Mengabaikan rasa letihnya Dara segera berlari, menyeberang jalanan yang padat demi menemui sosok itu. Setelah sampai, Dara urung menyapa, ia masih mengatur napasnya yang memburu. Matanya menatap berbinar saat sosok itu tersenyum manis kepada satpam yang ada di Bank itu.

"Ayah!" teriaknya, melambaikan tangan. Orang yang di panggil 'ayah' itu menoleh, sedetik kemudian merubah ekspresinya menjadi datar.

Dara menghampiri Darren, berniat hanya sekedar menyapa. "Selamat siang ayah," sapanya dengan menampilkan deretan gigi putihnya. "Ayah apa kabar? Ayah sehat kan? Ayah Dara kangen tahu, kapan Dara akan diajak pulang bareng ayah naik mobil?" tanyanya beruntun.

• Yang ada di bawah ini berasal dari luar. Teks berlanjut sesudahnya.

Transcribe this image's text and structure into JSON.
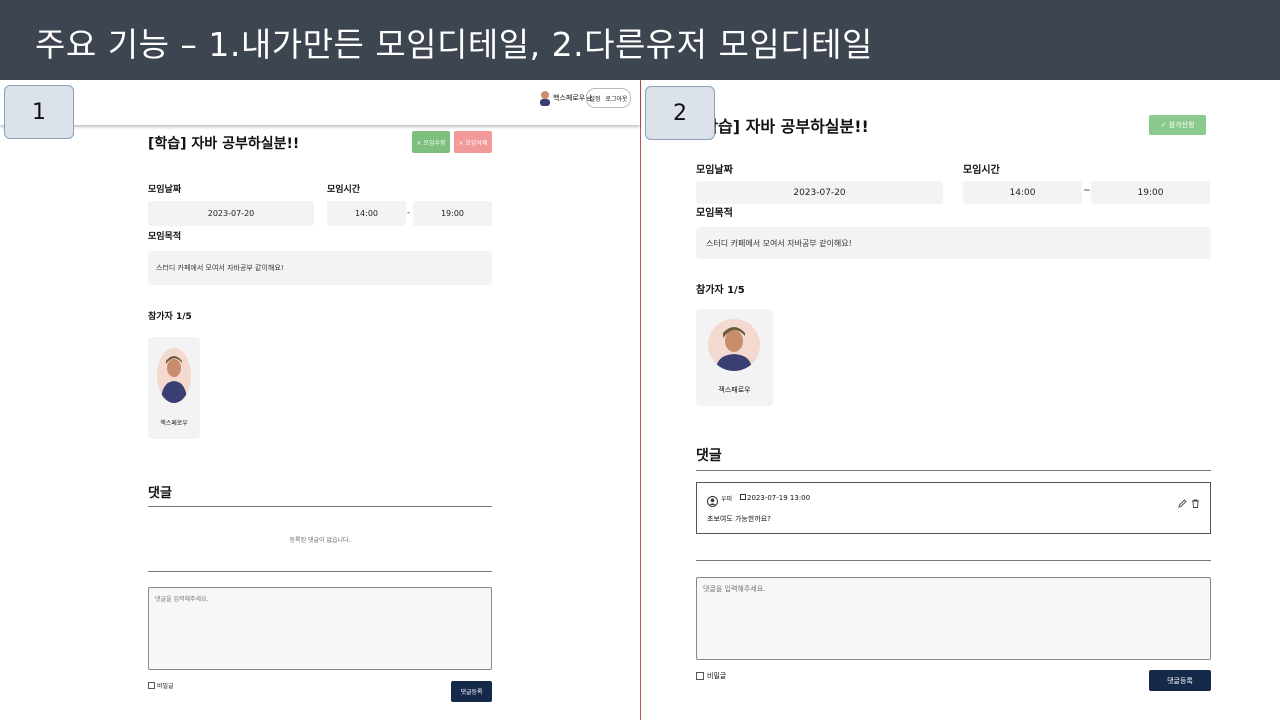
{
  "slide_title": "주요 기능 – 1.내가만든 모임디테일, 2.다른유저 모임디테일",
  "panel1": {
    "number": "1",
    "nav": {
      "username": "핵스페로우님",
      "settings": "설정",
      "logout": "로그아웃"
    },
    "title": "[학습] 자바 공부하실분!!",
    "edit_button": "× 모임수정",
    "delete_button": "× 모임삭제",
    "date_label": "모임날짜",
    "date_value": "2023-07-20",
    "time_label": "모임시간",
    "time_start": "14:00",
    "time_sep": "-",
    "time_end": "19:00",
    "purpose_label": "모임목적",
    "purpose_value": "스터디 카페에서 모여서 자바공부 같이해요!",
    "participants_label": "참가자 1/5",
    "participant_name": "잭스페로우",
    "comments_title": "댓글",
    "no_comments": "등록된 댓글이 없습니다.",
    "comment_placeholder": "댓글을 입력해주세요.",
    "secret_label": "비밀글",
    "submit_button": "댓글등록"
  },
  "panel2": {
    "number": "2",
    "title": "[학습] 자바 공부하실분!!",
    "join_button": "✓ 참가신청",
    "date_label": "모임날짜",
    "date_value": "2023-07-20",
    "time_label": "모임시간",
    "time_start": "14:00",
    "time_sep": "~",
    "time_end": "19:00",
    "purpose_label": "모임목적",
    "purpose_value": "스터디 카페에서 모여서 자바공부 같이해요!",
    "participants_label": "참가자 1/5",
    "participant_name": "잭스패로우",
    "comments_title": "댓글",
    "comment": {
      "author": "우피",
      "date": "2023-07-19 13:00",
      "text": "초보여도 가능한까요?"
    },
    "comment_placeholder": "댓글을 입력해주세요.",
    "secret_label": "비밀글",
    "submit_button": "댓글등록"
  },
  "colors": {
    "header": "#3d4550",
    "edit": "#7dbf7d",
    "delete": "#f29a9a",
    "submit": "#15294b",
    "join": "#8cc98c",
    "divider": "#c0504d"
  },
  "icons": [
    "user-icon",
    "edit-icon",
    "delete-icon",
    "calendar-icon",
    "check-icon"
  ]
}
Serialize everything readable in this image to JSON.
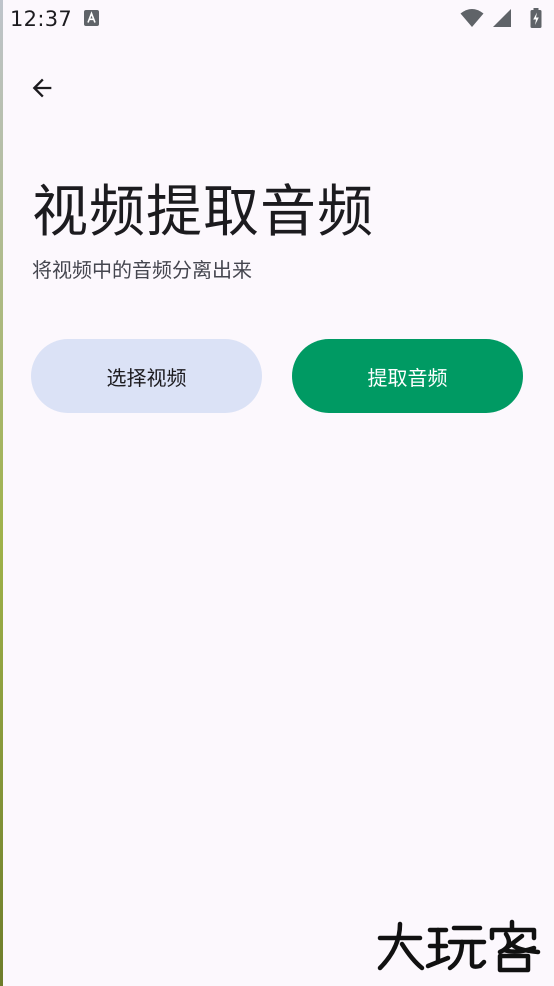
{
  "status_bar": {
    "time": "12:37"
  },
  "header": {
    "back_icon": "arrow-back-icon"
  },
  "main": {
    "title": "视频提取音频",
    "subtitle": "将视频中的音频分离出来",
    "select_video_label": "选择视频",
    "extract_audio_label": "提取音频"
  },
  "watermark": {
    "text": "大玩客"
  },
  "colors": {
    "background": "#fcf8fd",
    "primary_green": "#009a63",
    "secondary_container": "#dbe2f6",
    "text_primary": "#1c1b1f",
    "text_secondary": "#45464f"
  }
}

Darren menatap malas anaknya itu. "Udah ngomongnya?" Dara menekuk air wajahnya berubah menjadi sendu. Tanpa menjawab pertanyaan Dara, Darren kembali melangkahkan kakinya. Menjauh.

Dara tak putus asa, ia terus berlari kecil mengejar Darren yang hendak memasuki mobil.

"Ayah tunggu Dara!" Darren semakin kesal mendengar itu, bahkan banyak orang-orang yang lewat terus menyaksikan keduanya.

"Bisa gak nggak usah teriak-teriak. Malu-maluin tahu nggak! Ngapain disini?" sentak Darren galak.

"Dara mau ngomong sama Ayah, bentar aja kok. Janji gak lama," kata Dara seraya menyatukan telapak tangannya.

"Cepet!"

"Ayah, Dara akan buktiin jika Dara bisa seperti Dira. Ayah tunggu ya," ujar Dara penuh harap.

Darren yang mendengar itu berdecih. "Basi! Lagipula saya gak percaya itu! Udahlah, Dar gak usah terlalu memaksakan diri. Kamu gak akan bisa sama seperti Dira, kamu itu bodoh!"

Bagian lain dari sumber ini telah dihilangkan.